A. Marcou, Nouvelles de Versailles, 29 janvier, 5 et 13 février 1936
L'Odyssée d'une vasque royale du château de Versailles à l'Orangerie ... en passant par le Palais rose, au Vésinet
Première partie
II était autrefois, dans le château de Versailles, une superbe vasque de marbre rose qui avait coûté beaucoup de peines et de soins à ceux qui l'avaient taillée dans un massif bloc apporté à grand frais d'un pays lointain. Elle occupait, au rez-de-chaussée du palais, l'extrémité d'une pièce donnant sur la façade principale du parterre d'eau, et cette pièce était contiguë à deux autres formant l'angle nord de cette façade. L'ensemble de ces trois pièces et de deux autres en retour constituaient ce que l'on appelait l'appartement des bains.
Cette vasque était-elle destinée à prendre des bains complets ou simplement des bains de jambes ? C'est ce que nous verrons.
Pour l'instant, son origine nous est fournie par une quittance du 24 juin 1674, donnée par trois tailleurs de pierre: Jean Legrue, Hubert Misson et Hierosme Dubet, marbriers ordinaires des bâtiments du roi. Ceux-ci reconnaissent avoir reçu 1.000 livres "à compte sur la grande cuve de marbre qu'ils font pour le cabinet des bains au château de Versailles".
Et à cette pièce comptable (reproduite par les Nouvelles archives de l'art français, deuxième série, tome III, 1882), était jointe la note suivante:
"Il s'agit d'un travail d'artisan plutôt que d'une oeuvre d'artiste. Encore ce travail atteignait-il des proportions considérables; en effet, en une seule année (1673) nos trois marbriers touchent jusqu'à 9.000 livres en un seul paiement pour la cuve de marbre de l'appartement des bains. En 1674, une somme de 15.000 livres est inscrite au budget de Versailles, pour l'établissement de cette cuve. "

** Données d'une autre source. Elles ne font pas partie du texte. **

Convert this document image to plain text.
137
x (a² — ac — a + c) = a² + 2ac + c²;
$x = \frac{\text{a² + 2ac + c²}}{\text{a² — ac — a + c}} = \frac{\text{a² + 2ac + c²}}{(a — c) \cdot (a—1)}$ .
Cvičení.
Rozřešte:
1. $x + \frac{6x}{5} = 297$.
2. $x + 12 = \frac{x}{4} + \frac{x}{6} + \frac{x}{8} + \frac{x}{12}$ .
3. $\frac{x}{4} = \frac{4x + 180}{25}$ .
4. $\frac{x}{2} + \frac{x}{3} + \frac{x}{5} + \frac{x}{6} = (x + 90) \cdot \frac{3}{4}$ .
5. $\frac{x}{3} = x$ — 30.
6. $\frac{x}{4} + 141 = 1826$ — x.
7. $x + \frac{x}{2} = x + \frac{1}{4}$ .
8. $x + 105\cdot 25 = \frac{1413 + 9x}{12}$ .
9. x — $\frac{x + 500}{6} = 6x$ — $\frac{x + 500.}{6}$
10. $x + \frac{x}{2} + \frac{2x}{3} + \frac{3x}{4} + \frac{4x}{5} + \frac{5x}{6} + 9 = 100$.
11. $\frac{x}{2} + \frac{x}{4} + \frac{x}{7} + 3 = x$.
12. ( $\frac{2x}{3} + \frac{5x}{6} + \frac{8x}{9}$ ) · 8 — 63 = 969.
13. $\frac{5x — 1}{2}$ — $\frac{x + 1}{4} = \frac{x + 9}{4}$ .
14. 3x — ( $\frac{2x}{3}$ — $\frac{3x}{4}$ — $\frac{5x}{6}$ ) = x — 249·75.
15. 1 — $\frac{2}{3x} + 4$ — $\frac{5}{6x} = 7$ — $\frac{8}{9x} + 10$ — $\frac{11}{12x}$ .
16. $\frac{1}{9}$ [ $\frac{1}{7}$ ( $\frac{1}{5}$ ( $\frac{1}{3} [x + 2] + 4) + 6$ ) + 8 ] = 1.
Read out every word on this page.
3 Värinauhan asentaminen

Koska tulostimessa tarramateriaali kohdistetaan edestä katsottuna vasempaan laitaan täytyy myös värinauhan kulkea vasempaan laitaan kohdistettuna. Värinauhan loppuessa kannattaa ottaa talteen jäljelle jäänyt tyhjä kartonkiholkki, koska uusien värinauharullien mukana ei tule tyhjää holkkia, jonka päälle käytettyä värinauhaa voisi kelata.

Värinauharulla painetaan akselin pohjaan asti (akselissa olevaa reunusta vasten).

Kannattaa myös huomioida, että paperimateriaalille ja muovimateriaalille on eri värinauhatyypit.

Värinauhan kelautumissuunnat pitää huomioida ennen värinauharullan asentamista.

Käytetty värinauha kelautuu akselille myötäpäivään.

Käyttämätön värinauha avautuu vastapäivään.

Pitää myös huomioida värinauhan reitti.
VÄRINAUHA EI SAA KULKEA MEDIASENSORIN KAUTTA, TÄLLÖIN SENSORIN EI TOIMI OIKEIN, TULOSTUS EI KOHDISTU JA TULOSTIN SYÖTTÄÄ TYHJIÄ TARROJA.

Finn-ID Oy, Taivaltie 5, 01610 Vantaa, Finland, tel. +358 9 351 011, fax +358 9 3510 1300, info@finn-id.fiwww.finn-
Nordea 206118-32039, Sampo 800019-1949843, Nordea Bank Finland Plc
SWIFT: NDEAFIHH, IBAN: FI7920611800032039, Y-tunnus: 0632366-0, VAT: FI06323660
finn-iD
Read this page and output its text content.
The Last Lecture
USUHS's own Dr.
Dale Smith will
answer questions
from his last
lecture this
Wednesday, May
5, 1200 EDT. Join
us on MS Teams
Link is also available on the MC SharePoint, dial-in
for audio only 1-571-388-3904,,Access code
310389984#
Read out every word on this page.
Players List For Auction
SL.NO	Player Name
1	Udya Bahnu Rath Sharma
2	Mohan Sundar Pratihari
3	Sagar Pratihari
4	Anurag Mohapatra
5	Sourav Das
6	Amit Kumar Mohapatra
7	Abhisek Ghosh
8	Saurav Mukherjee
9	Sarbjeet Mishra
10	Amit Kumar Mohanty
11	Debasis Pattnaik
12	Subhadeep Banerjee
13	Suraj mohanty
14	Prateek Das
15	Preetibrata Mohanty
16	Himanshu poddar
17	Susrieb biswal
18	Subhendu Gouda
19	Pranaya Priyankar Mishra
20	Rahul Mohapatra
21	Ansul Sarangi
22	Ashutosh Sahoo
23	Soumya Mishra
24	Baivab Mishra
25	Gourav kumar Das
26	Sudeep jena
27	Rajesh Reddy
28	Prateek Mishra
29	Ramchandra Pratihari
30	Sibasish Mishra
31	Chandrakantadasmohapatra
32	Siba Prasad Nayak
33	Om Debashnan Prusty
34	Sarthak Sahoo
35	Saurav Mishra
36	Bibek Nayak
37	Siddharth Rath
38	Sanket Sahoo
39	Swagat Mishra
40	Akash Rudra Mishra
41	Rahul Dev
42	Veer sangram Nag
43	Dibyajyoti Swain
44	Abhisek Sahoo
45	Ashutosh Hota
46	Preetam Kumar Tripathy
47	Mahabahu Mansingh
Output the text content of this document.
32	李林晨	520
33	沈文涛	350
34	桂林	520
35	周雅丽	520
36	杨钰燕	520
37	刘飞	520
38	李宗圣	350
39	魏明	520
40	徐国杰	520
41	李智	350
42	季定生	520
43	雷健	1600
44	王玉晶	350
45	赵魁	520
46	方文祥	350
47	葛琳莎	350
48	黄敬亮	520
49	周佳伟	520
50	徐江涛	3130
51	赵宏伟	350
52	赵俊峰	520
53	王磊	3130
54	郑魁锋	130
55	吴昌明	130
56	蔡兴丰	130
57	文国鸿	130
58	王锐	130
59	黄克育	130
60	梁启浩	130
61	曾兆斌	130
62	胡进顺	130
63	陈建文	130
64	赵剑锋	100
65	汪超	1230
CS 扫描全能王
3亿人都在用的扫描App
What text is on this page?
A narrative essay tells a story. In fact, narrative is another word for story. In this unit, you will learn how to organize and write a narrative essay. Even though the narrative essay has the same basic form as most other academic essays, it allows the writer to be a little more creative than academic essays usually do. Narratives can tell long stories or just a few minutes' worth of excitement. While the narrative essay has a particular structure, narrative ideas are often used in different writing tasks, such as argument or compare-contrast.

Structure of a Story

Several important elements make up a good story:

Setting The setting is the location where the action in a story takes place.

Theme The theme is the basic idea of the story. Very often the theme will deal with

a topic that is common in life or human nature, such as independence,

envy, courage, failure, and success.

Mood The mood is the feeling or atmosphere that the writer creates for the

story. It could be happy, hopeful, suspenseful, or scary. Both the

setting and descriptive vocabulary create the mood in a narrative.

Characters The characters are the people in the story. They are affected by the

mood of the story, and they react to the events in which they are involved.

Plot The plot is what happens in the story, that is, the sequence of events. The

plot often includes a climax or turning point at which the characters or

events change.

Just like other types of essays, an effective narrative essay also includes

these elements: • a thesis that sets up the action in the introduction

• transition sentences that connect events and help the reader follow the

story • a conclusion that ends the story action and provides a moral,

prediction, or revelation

Nous voilà donc bien fixés sur les créateurs de cette vasque et sur les années où elle a été établie: 1673-1674, Louis XIV régnant. Nous sommes même fixés sur son prix: 24.000 livres, sans compter sans doute les frais de transport évidemment énormes du bloc primitif de marbre [1]. Enfin un plan du château de Versailles, sous Louis XIV, que M. de Nolhac a reproduit dans son bel ouvrage sur la création de Versailles, nous donne la situation exacte de notre vasque dans l'appartement des bains.
...On imagine aisément nos chasseurs arrivant avec des chausses et des bottes toutes maculées de boues [...] pénétrant par la porte du rez-de-chaussée, directement dans l'appartement des bains et s'asseyant sur la banquette de la vasque pour procéder à des ablutions en commun.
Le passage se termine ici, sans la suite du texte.